Some AMPL examples

  1. Question 1.1(b) from the AMPL text can be modeled with just one file which we call advert:
    var  tv >= 10;
    var  magazines >= 2;
    var  radio >= 0, <= 120;
    
    maximize audience: 1.8 * tv + magazines + .25 * radio;
    
    subject to budget: 20000 * tv + 10000 * magazines + 2000 * radio <= 1000000;
    subject to create: tv + 3 * magazines + (1/7) * radio <=100;
    
  2. We consider the LP relaxation of the perfect matching problem. Vertices are at positions (x1,x2) in the unit square. We want to pair off the vertices so that the sum of the lengths of the edges we use in the pairs is as small as possible. We use a variable x to indicate if we use a particular edge;
    x(i,j) = { 1 if vertices i and j are joined
             { 0 otherwise
    
    In the LP relaxation, we instead require that 0 <= x(i,j) <= 1. We use the following model file match.mod.
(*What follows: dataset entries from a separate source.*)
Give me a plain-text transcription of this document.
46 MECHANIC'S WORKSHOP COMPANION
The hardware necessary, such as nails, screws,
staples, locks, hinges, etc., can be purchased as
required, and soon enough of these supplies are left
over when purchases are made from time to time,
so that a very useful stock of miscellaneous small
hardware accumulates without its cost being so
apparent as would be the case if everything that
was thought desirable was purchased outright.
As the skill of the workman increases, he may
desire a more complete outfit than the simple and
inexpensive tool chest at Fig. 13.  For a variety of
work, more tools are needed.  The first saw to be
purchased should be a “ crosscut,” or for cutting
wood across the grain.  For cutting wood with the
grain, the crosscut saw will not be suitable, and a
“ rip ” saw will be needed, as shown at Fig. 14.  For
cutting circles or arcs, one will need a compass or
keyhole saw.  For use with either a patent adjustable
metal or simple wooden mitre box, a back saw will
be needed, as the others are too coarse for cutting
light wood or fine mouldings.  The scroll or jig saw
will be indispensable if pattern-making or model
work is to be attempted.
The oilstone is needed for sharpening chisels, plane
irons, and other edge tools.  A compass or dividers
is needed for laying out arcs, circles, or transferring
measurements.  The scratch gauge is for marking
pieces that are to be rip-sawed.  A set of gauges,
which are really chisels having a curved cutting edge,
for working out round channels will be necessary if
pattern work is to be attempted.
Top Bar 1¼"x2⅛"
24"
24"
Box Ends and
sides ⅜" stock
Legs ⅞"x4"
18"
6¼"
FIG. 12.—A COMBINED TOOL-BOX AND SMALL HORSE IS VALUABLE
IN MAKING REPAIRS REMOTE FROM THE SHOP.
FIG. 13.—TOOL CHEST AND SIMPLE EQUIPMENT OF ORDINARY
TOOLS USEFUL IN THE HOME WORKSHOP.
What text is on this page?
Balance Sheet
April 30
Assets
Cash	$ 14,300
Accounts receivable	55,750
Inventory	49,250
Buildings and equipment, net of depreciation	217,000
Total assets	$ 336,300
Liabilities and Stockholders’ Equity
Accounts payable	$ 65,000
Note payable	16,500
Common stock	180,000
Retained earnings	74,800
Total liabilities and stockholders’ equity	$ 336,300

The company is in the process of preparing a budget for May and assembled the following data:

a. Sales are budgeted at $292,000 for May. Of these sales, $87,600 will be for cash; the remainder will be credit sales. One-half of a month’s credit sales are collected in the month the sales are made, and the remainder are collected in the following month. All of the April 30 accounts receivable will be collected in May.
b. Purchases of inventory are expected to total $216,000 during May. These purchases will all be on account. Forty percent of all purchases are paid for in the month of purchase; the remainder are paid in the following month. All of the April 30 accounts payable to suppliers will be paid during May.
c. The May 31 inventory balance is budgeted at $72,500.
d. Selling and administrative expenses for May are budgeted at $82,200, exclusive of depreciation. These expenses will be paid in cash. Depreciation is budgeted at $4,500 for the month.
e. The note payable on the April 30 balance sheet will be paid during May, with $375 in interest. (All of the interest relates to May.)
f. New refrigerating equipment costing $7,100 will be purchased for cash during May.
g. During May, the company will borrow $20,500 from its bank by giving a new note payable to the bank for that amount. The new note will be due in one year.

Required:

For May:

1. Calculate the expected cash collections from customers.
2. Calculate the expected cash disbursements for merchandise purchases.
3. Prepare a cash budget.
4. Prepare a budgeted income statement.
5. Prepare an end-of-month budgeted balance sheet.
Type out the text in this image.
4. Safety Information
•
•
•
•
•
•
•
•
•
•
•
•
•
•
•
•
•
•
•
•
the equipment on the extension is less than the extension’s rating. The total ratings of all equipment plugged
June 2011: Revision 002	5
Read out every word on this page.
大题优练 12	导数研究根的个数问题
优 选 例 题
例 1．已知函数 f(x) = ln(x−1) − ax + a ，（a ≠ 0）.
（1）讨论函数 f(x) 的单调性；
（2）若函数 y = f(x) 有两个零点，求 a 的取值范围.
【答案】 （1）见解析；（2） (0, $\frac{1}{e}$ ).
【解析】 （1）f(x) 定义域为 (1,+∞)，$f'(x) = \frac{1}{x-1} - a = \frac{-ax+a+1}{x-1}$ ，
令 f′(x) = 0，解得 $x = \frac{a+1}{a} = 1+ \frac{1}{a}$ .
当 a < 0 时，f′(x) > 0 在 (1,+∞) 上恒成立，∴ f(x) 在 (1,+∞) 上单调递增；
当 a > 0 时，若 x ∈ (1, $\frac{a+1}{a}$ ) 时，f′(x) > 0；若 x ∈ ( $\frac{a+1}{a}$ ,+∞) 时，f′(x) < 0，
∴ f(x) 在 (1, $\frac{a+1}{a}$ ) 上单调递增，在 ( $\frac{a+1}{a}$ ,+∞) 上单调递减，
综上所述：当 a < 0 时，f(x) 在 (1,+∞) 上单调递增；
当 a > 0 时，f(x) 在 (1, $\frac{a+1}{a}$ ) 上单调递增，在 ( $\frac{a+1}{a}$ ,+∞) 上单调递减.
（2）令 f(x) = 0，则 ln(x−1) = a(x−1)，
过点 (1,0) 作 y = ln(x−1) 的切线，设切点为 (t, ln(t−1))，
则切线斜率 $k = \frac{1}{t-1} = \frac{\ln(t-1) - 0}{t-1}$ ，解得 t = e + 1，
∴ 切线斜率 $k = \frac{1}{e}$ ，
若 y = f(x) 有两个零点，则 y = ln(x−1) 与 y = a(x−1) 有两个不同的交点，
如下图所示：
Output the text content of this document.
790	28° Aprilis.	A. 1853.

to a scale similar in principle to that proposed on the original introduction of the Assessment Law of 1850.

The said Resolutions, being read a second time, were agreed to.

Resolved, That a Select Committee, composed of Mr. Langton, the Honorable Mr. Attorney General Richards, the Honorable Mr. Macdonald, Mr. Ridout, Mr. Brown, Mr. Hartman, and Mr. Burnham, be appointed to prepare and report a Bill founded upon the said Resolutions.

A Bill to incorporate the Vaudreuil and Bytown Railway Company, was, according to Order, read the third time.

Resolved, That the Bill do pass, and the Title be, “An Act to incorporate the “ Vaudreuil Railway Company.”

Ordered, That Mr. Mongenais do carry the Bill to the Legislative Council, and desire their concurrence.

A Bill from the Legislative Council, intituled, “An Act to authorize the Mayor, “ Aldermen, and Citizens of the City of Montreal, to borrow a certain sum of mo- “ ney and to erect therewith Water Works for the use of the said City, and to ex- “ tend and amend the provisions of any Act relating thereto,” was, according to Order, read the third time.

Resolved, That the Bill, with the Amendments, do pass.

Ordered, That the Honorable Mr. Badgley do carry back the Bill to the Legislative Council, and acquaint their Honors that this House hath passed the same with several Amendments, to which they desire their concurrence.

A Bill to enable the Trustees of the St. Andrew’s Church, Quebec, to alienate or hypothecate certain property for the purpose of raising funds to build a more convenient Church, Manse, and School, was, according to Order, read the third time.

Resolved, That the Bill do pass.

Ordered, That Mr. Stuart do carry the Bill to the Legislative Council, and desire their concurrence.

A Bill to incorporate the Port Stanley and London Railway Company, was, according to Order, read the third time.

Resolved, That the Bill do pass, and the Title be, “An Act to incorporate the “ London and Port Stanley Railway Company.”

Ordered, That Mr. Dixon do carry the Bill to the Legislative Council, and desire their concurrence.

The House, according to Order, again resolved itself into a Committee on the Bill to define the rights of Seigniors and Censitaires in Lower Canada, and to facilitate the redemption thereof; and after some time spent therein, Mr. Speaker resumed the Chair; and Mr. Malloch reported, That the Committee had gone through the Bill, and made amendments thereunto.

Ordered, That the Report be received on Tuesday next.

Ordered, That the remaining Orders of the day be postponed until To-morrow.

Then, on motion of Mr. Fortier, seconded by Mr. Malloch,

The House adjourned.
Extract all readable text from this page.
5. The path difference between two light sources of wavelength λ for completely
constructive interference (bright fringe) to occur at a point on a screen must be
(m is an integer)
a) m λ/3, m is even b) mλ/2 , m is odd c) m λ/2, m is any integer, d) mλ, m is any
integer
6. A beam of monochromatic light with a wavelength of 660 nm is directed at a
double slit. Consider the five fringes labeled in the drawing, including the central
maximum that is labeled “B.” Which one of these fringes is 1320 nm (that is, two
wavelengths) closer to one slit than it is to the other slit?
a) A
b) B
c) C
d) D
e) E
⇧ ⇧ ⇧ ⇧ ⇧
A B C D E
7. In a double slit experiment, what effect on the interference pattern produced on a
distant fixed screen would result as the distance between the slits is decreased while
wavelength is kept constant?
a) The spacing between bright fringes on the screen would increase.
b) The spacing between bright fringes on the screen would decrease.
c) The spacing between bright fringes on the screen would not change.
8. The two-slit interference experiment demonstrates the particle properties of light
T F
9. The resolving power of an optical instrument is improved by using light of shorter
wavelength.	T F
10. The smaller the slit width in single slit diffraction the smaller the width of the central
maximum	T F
Notice that with this model file, we can solve many different instances of the relaxation by changing the data file.
    set vertices;   #  points to match
    
    param x1{vertices};
    param x2{vertices};   #  coordinates of vertices
    
    param dist{i in vertices, j in vertices} :=
      sqrt((x1[i]-x1[j])**2+(x2[i]-x2[j])**2);  # distance between vertices
    
    var x{i in vertices, j in vertices} >= 0;  # 0-1 variable indicating if edge in
                                          # matching
    
    minimize perfect: sum{i in vertices, j in vertices} dist[i,j]*x[i,j];
    
    subject to degree {i in vertices}:
      sum{j in vertices}x[i,j]=1;   #  degree constraints
    subject to symmetry {i in vertices, j in vertices}:
      x[i,j]=x[j,i];
    subject to reflexivity {i in vertices}: x[i,i]=0;
    
    We use a data file match.dat:
    param:   vertices:  x1  x2  :=
                1       .1  .1
                2       .1  .2
                3       .2  .1
                4       .8  .9
                5       .9  .8
                6       .9  .9;